- Ulaanbaatar Mongolia

Information
- Type: Private day school
- Motto: "An Education for the World"
- Established: 2010
- Headmaster: Mark Reed
- Staff: 152
- Gender: Mixed
- Age: 3 to 18
- Enrolment: 600 (approx.)
- Houses: St.David St.George St.Andrew St.Patrick
- Colours: Purple and Gold
- Website: britishschool.edu.mn

= British School of Ulaanbaatar =

Private school in Khan Uul, Ulaanbaatar, Mongolia

The British School of Ulaanbaatar (BSU) is a private international day school founded in 2010 and is located in Khan Uul Disttrict, Ulaanbaatar, Mongolia. The School offers an educational programme based on the National Curriculum of England and Wales and prepares students to sit the IGCSE and A-Level qualifications provided by Cambridge Assessment International Examinations (CAIE). After graduation, most of the students attend universities in North America, Europe and Australia.
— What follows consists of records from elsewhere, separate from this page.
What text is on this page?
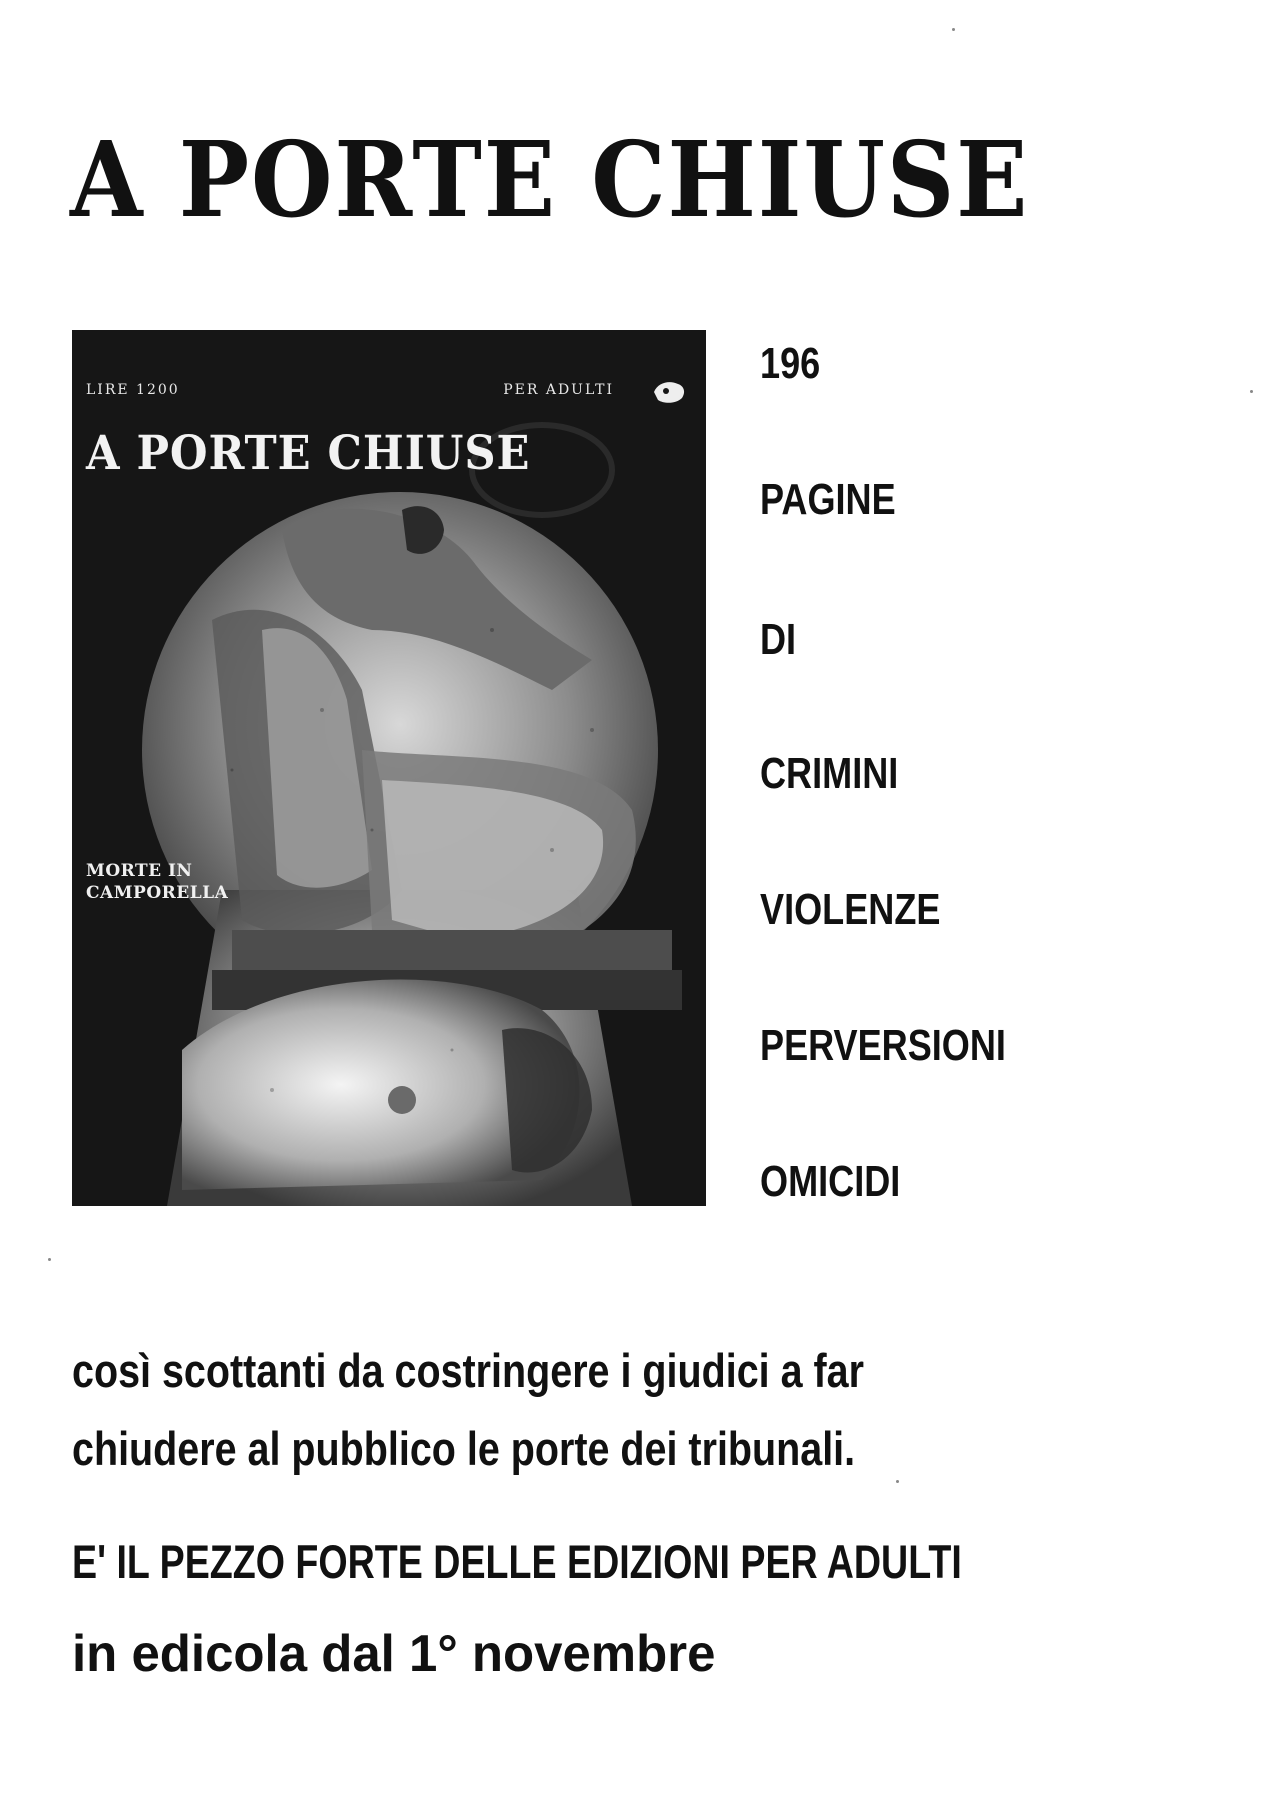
A PORTE CHIUSE
LIRE 1200	PER ADULTI
A PORTE CHIUSE
MORTE IN
CAMPORELLA
196
PAGINE
DI
CRIMINI
VIOLENZE
PERVERSIONI
OMICIDI

così scottanti da costringere i giudici a far
chiudere al pubblico le porte dei tribunali.

E' IL PEZZO FORTE DELLE EDIZIONI PER ADULTI

in edicola dal 1° novembre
BSU is a Patron's Accredited member of COBIS, a member of the Council of International Schools (CIS) and accredited by British Schools Overseas (BSO).

== Curriculum ==
BSU offers an academic programme that prepares students to sit IGCSE and A-Level qualifications, provided by CAIE, at 16 and 18, respectively. Additionally, the Mongolian Diploma programme is also offered as an option to students in Years 12 and 13 who wish to gain entrance to universities in Mongolia. Academic subjects taught at the School are English (Literature and Language), Mathematics, Biology, Chemistry, Physics, History, Geography, Economics, Business Studies, Art, Design, Physical Education, PSHE, Global Perspective, Music, Mandarin Chinese, Mongolian Language and Mongolian History and Culture. All lessons are taught in English except for modern languages and the Mongolian History and Culture classes. English as an Additional Language (EAL) is provided for students who require support to develop their fluency in English, as are sessions for students with identified specific educational needs.

== Composition and Operations ==
Classes are provided for students from three to eighteen years of age and the School admits students of all nationalities who wish to study an international British curriculum in the medium of English. The School has grown from 190 students in 2012 to over 600 by 2023. Class sizes are limited to no more than twenty-four students, and the majority of the teachers are British. The School has four day Houses named after the patron saints of the British Isles (St. George, St. Andrew, St. David and St. Patrick). Every student is a member of one of the Houses. The school day runs from 8:00 to 16:00 on Tuesday, Wednesday, and Thursday, while on Monday and Friday, it ends at 15:00. Each day begins with registration or assembly at the start of the day followed by lessons that begin at 8:30 on Tuesday, Wednesday, and Thursday, and at 8:10 on Monday and Friday. Lessons on Tuesday, Wednesday, and Thursday are split into periods of one hour, on Monday and Friday, lessons are 55 minutes long. A range of optional extra-curricular activities (ECAs) are also offered each afternoon, providing students to participate in academic groups, preparation programmes for national and international competitions, creative and performing arts clubs and team sports.

==Scandals==
On 23 February 2019, a scandal broke out and hooded men burst into the "British School of Ulaanbaatar" and bombarded the school, attacking staff, stealing computer parts and finance papers. In the scandal, the 49% shareholders of the school, Bayar-uchral, Amraa and Ariunaa were fired from the school by the 51% shareholder, Oyuungerel. Within a month, they had stolen students' tuition through their own bank accounts, therefore hiring masked men to break into the school to steal finance papers, computer CPUs, hard drives, and large amounts of cash, causing dozens of foreign teachers to leave the school and Mongolia completely.